By Watertown Post Staff
The cloud over City Hall just got darker.
On January 21, 2025, New York State Police troopers showed up at a Watertown City Council meeting demanding council members’ cell phones. At the time, officials insisted this was part of a legitimate probe. Now, thanks to newly surfaced information, the story looks far different — and far more troubling.
According to former Mayor Jeff Graham’s blog, three separate judges denied the State Police’s request for a warrant to seize council members’ phones. The reason? Lack of probable cause. In other words — there was nothing there.
Despite that, troopers still marched into the meeting, asking for devices anyway. One council member later recalled troopers claiming they “had a warrant” but simply forgot to bring it, apparently confident no one would challenge them.
Councilman Cliff Olney, who refused to hand over his phone without proper paperwork, now says this wasn’t about hiding anything — it was about defending the Constitution. “Exercising your constitutional rights is not ‘hiding something’ — it’s protecting all of us from government overreach,” Olney said.

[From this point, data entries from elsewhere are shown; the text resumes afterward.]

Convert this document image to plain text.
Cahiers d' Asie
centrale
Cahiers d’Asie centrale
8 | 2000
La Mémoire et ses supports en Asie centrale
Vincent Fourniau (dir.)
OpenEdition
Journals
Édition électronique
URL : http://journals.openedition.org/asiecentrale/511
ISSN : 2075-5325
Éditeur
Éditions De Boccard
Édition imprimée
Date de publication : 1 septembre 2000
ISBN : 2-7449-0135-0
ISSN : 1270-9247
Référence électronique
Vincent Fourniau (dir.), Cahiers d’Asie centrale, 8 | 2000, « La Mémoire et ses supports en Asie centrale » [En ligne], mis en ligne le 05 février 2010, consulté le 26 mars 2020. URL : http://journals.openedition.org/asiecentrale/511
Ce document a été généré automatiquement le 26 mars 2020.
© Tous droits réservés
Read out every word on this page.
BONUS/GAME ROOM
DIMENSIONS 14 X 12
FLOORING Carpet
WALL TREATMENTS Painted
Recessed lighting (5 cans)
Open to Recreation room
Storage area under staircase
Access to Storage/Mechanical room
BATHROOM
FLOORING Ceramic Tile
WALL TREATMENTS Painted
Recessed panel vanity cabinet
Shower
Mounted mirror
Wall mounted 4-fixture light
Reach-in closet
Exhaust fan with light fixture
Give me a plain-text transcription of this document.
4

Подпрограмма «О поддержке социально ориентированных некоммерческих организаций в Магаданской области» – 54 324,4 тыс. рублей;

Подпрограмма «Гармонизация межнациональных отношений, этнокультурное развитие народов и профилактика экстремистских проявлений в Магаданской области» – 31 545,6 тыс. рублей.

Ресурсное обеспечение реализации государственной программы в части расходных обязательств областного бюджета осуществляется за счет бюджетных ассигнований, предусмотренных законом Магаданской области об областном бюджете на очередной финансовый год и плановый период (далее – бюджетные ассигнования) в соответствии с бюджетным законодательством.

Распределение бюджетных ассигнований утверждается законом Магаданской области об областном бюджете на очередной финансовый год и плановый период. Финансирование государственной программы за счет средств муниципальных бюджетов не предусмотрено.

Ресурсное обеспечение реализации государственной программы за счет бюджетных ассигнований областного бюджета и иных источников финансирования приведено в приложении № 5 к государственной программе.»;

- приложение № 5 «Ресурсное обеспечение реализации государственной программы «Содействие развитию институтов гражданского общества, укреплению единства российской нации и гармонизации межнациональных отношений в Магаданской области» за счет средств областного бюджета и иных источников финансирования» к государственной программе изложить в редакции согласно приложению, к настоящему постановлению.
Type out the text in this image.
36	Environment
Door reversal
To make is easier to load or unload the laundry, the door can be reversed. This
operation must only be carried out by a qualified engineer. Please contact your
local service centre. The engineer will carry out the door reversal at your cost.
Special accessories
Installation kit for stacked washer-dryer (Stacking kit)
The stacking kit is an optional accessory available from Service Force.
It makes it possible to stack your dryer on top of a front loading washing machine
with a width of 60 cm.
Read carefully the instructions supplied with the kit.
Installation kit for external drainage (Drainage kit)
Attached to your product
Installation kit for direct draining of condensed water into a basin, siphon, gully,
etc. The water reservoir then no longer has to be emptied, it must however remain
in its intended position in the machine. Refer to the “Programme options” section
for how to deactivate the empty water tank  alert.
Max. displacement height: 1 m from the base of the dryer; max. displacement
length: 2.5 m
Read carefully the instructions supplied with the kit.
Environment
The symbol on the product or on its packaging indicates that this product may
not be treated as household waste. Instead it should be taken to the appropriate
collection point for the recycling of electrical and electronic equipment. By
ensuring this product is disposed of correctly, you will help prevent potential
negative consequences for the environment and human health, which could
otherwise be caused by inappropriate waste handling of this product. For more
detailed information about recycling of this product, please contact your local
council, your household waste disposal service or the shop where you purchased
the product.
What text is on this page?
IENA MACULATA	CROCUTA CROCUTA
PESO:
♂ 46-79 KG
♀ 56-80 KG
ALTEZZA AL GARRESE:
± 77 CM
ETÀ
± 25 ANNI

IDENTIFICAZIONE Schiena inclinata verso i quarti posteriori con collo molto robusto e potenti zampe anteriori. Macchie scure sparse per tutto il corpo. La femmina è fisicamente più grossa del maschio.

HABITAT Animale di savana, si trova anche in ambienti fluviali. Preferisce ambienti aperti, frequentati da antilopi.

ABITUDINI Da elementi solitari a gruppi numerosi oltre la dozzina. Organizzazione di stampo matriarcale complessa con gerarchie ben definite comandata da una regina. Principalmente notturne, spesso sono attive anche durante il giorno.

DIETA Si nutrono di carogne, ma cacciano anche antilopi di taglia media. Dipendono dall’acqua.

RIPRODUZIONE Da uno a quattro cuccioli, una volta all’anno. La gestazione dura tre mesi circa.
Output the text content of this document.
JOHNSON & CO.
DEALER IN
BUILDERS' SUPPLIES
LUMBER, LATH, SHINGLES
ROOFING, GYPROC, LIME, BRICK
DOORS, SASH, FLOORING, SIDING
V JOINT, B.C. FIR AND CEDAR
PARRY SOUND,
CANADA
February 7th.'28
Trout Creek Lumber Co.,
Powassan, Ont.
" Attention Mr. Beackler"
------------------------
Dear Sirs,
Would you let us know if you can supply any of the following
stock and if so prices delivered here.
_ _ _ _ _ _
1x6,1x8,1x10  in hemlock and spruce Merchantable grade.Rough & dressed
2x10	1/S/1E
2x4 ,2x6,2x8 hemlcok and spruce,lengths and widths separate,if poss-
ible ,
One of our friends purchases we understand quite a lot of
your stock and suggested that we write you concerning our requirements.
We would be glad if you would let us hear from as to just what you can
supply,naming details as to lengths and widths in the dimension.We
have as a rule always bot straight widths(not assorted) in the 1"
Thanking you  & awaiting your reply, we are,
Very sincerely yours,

When Olney eventually allowed troopers to review specific communications between himself, and Councilwoman Lisa Ruggiero and one other councilmen one trooper allegedly admitted to another that there was “nothing there.” The probe was quietly dropped.
But questions linger. Who ordered the ambush at City Hall? Was the Third Floor (the city’s executive offices) aware that judges had already rejected the warrants? And why did it take months for the truth to surface?
Adding fuel to the controversy, the city recently received a Freedom of Information Law (FOIL) request from a private citizen seeking five years of records connected to the incident — a sign that this issue is far from over.
For now, “Troopergate” has exposed not just the fragility of public trust, but the lengths to which some will go to flex authority even when the courts say no.